January 15, 2014 9:48am PT by Jim Steranko
Jim Steranko on 'Agents of S.H.I.E.L.D.': 'Do We REALLY Give a Damn?'
Jim Steranko, one of the creators of the Nick Fury character, recaps Agents of S.H.I.E.L.D. for THR's Heat Vision every week. Read more about the Marvel Comics artist in a Q&A here.
Here's the problem: The comic book-derived Agents of S.H.I.E.L.D. wants to be like its big-brother film blockbusters because the audience can't help but make that association. The show's execs may think of it as a kind of stand-alone entity, but we know wishful thinking from reality -- and reality, in this case, is the hope we can experience the same cyclonic jolt we get from (some) other offerings that tout the Marvel and S.H.I.E.L.D. logos like they're the pot of gold at the end of the branding rainbow -- and OK, they often are!
So, the audience's appetite and the series' creators/producers' agenda have essentially spawned a schism larger than Tony Stark’s ego, a negative situation no matter how you/they/ABC spins it!
This week's episode, "Seeds," was the perfect example of frustration, apathy, and disappointment. I choked on "Seeds"! It showcased typically anti-cinematic, endless chatter about major plot points, instead of showing them. The entire Skye-focused exposition -- mysterious, super-powered baby girl; rogue agent Lumley; the slaughter in China; dead Linda Avery; the ol' mama switcheroo; the murdered cordon of agents; blah, blah, blah -- violates the First Rule of Cinematic Law: DON'T TALK IT, SHOW IT, for God's sake!
It's Film School 101, folks! First day in class! Read my lips!
I can forgive a shortcut now and then, especially in TV fare, but S.H.I.E.L.D. has elevated the flaw into a showcase concept, with Coulson spouting jabberwocky that would cause psychotic cerebral cortex lesions if read in a paperback book version. He tips Skye to the rockin' revelation that S.H.I.E.L.D. is indeed her family -- and the jaw-dropping visual during what could be the series' most shattering and long-awaited moment is her eyeballing a memorial for fallen agents. Huh? No doubt about it, this creative crew knows how to thrill an audience down to their toenails!

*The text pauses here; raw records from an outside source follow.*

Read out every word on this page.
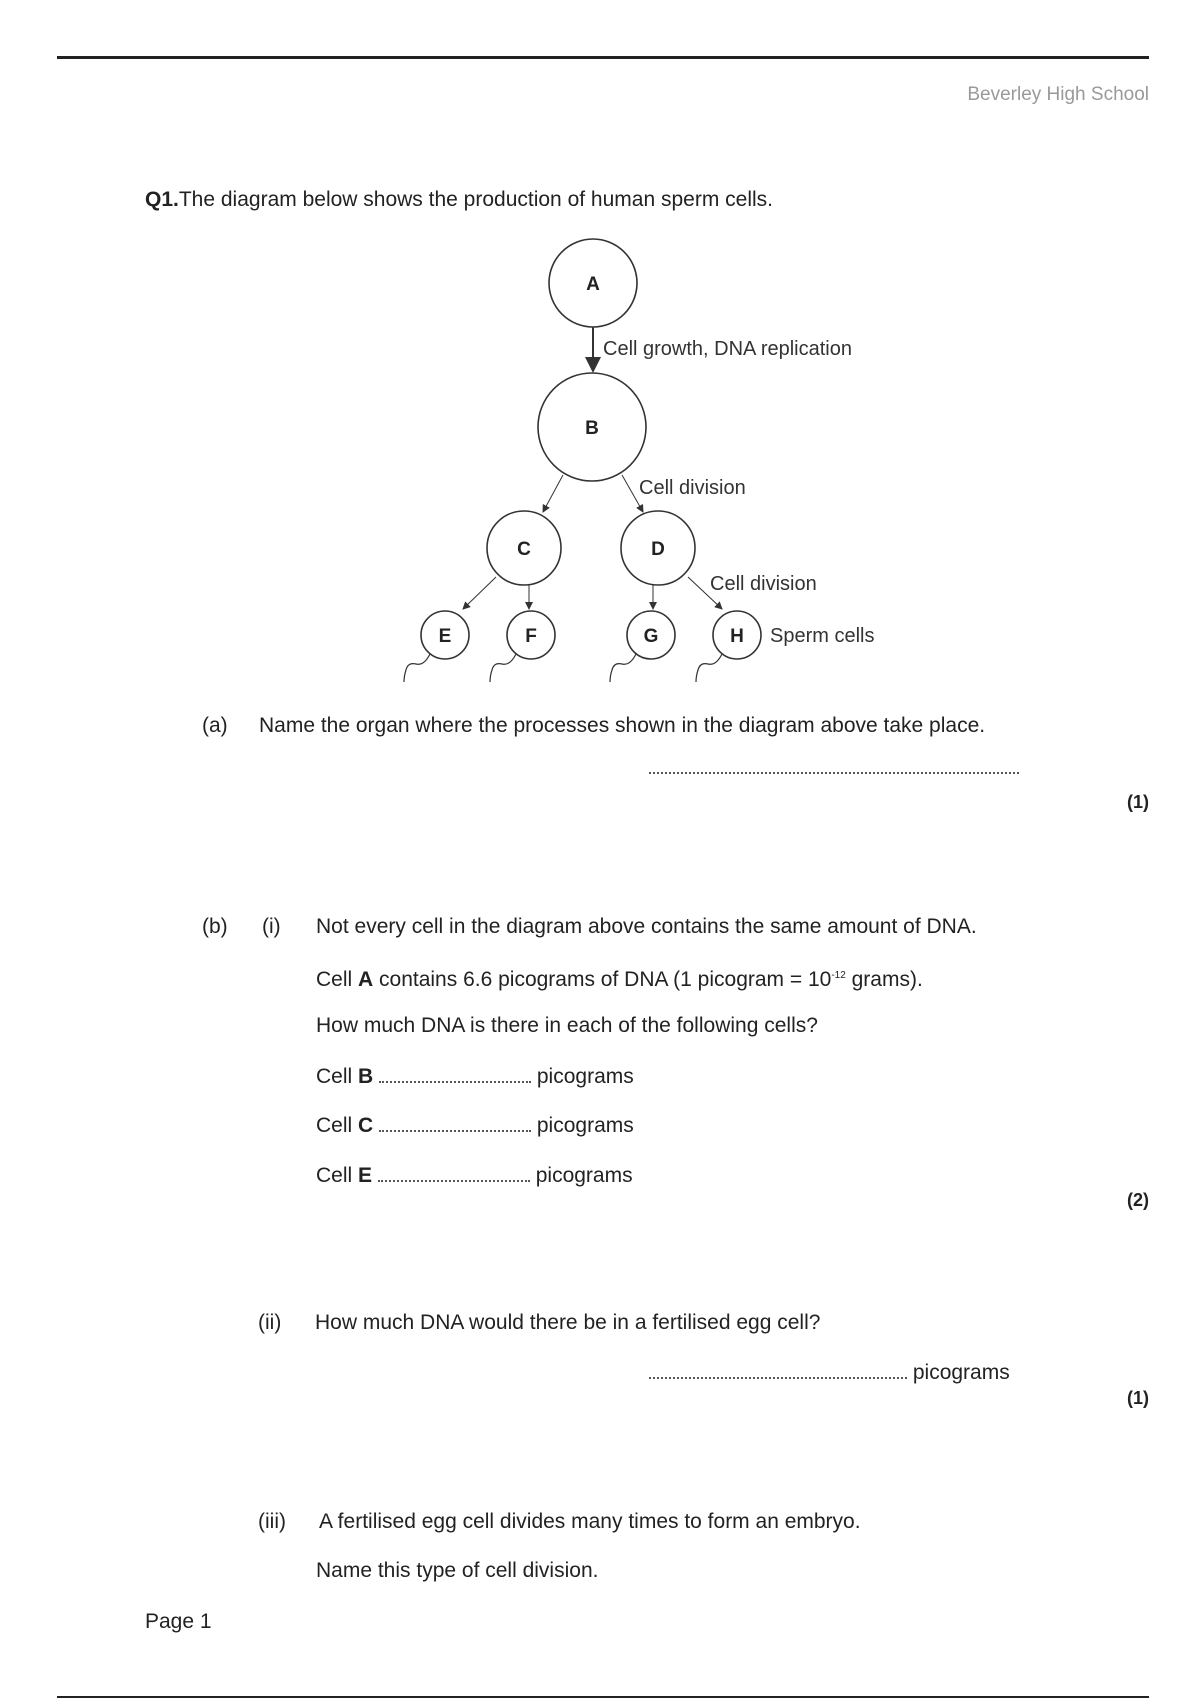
Beverley High School
Q1.The diagram below shows the production of human sperm cells.
A
B
C	D
E	F	G	H
Cell growth, DNA replication
Cell division
Cell division
Sperm cells
(a) Name the organ where the processes shown in the diagram above take place.
(1)
(b) (i) Not every cell in the diagram above contains the same amount of DNA.
Cell A contains 6.6 picograms of DNA (1 picogram = $10^{-12}$ grams).
How much DNA is there in each of the following cells?
Cell B	picograms
Cell C	picograms
Cell E	picograms
(2)
(ii) How much DNA would there be in a fertilised egg cell?
picograms
(1)
(iii) A fertilised egg cell divides many times to form an embryo.
Name this type of cell division.
Page 1
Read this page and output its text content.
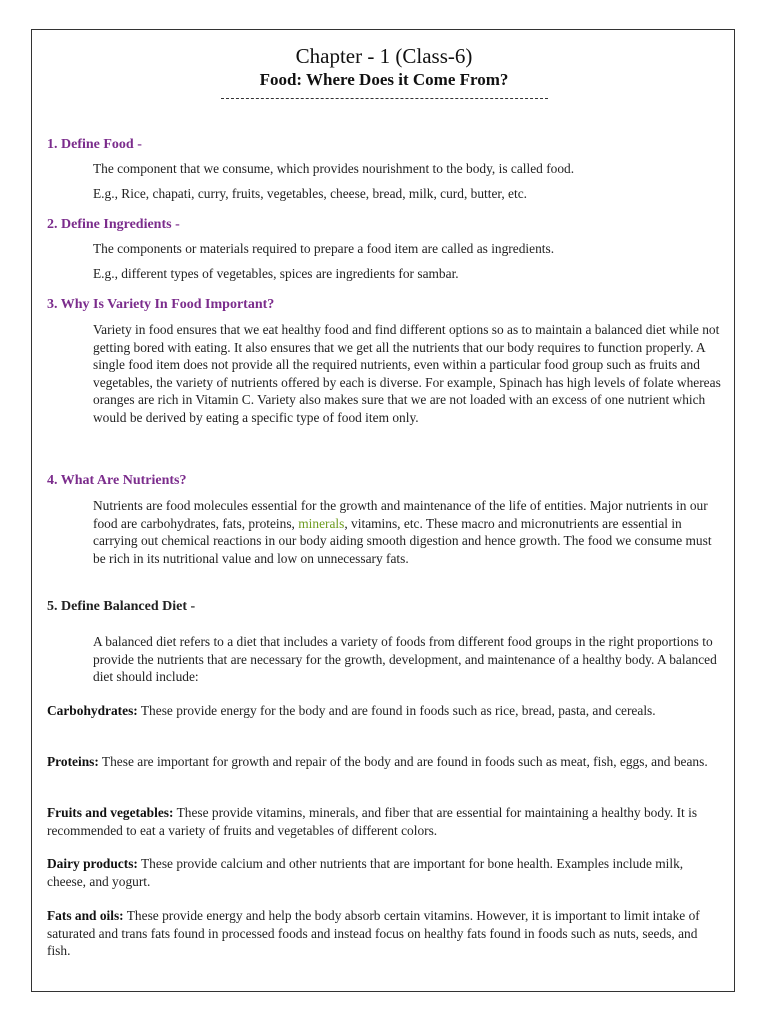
Chapter - 1 (Class-6)
Food: Where Does it Come From?
1. Define Food -
The component that we consume, which provides nourishment to the body, is called food.
E.g., Rice, chapati, curry, fruits, vegetables, cheese, bread, milk, curd, butter, etc.
2. Define Ingredients -
The components or materials required to prepare a food item are called as ingredients.
E.g., different types of vegetables, spices are ingredients for sambar.
3. Why Is Variety In Food Important?
Variety in food ensures that we eat healthy food and find different options so as to maintain a balanced diet while not getting bored with eating. It also ensures that we get all the nutrients that our body requires to function properly. A single food item does not provide all the required nutrients, even within a particular food group such as fruits and vegetables, the variety of nutrients offered by each is diverse. For example, Spinach has high levels of folate whereas oranges are rich in Vitamin C. Variety also makes sure that we are not loaded with an excess of one nutrient which would be derived by eating a specific type of food item only.
4. What Are Nutrients?
Nutrients are food molecules essential for the growth and maintenance of the life of entities. Major nutrients in our food are carbohydrates, fats, proteins, minerals, vitamins, etc. These macro and micronutrients are essential in carrying out chemical reactions in our body aiding smooth digestion and hence growth. The food we consume must be rich in its nutritional value and low on unnecessary fats.
5. Define Balanced Diet -
A balanced diet refers to a diet that includes a variety of foods from different food groups in the right proportions to provide the nutrients that are necessary for the growth, development, and maintenance of a healthy body. A balanced diet should include:
Carbohydrates: These provide energy for the body and are found in foods such as rice, bread, pasta, and cereals.
Proteins: These are important for growth and repair of the body and are found in foods such as meat, fish, eggs, and beans.
Fruits and vegetables: These provide vitamins, minerals, and fiber that are essential for maintaining a healthy body. It is recommended to eat a variety of fruits and vegetables of different colors.
Dairy products: These provide calcium and other nutrients that are important for bone health. Examples include milk, cheese, and yogurt.
Fats and oils: These provide energy and help the body absorb certain vitamins. However, it is important to limit intake of saturated and trans fats found in processed foods and instead focus on healthy fats found in foods such as nuts, seeds, and fish.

The characters, good guys and bad, set a new record in this segment for being tepid or indifferent, and they were all so damned end-of-the-world serious about it. I would have given my right hand for a snicker or even a guffaw, but this ep was about as funny as a year-long pass to a Molokai leper colony.
There were no memorable lines to amp ho-hum scenes or take away with us after the ep played out. The scenes had about zero confrontational quotient, which made them as compelling as warmed-over chicken soup in a paper cup.
The direction had as much tension as a traffic light on a deserted road, and melodrama without tension is like a philosopher without an idea, dynamite without a fuse, an egg without a yoke. And to top it off, this week's S.H.I.E.L.D. was quantified low-budget TV, matter-of-factly devoid of the standard framing-editing style offered by most cathode series. S.H.I.E.L.D. begs for visual style!
How about those Coulson bits, leftover crumbs from old chapters? Yawn! And did anyone understand the Fitz/Simmons dialogue with those heavy accents? Apparently the Academy audience did, which I suppose makes us chopped liver! And with the Academy apparently turning out a cavalcade of S.H.I.E.L.D. agents, I can't help wondering why all we ever witness is this lackluster group of inepts, dorks, and whiners (with one Asian exception).
Are we supposed to remember insidious millionaire Ian Quinn from a previous ep as unmemorable as this one? And how the hell did S.H.I.E.L.D. cadets Donnie and Dormer even know about Quinn and his villainous agenda, let alone make a deal with him (they were obviously screened by the Obama administration) for their Bazooka-gum ice-cube stormmaker? (Could it really create a horizon-to-horizon sky full of hail with power sourced from plugging into a truck’s cigarette lighter? Wow -- eat that Michio Kaku!!!) And instead of visualizing an Oz-quality ice tornado climax, we got a cracked windshield -- and the thrill of guessing the villainous Blizzard will be guesting in an upcoming ep (but tossed away in this one)!
A final point: Skinny dipping -- is nothing sacred?
Ultimately, "Seeds" was another intolerable set-up for some far-future segment where Skye saves the Agents of S.H.I.E.L.D -- and probably the universe -- from Centipede, the Clairvoyant, and the host of superbozos lining up in the Rising Tide queue! The question is: Do we really give a damn?
I'm beginning to realize why Samuel L. Jackson/Nick Fury is MIA most of the time; if he witnessed this kind of flaccid presentation -- or just rampant impotence -- he'd be on a rampage for Whedon blood!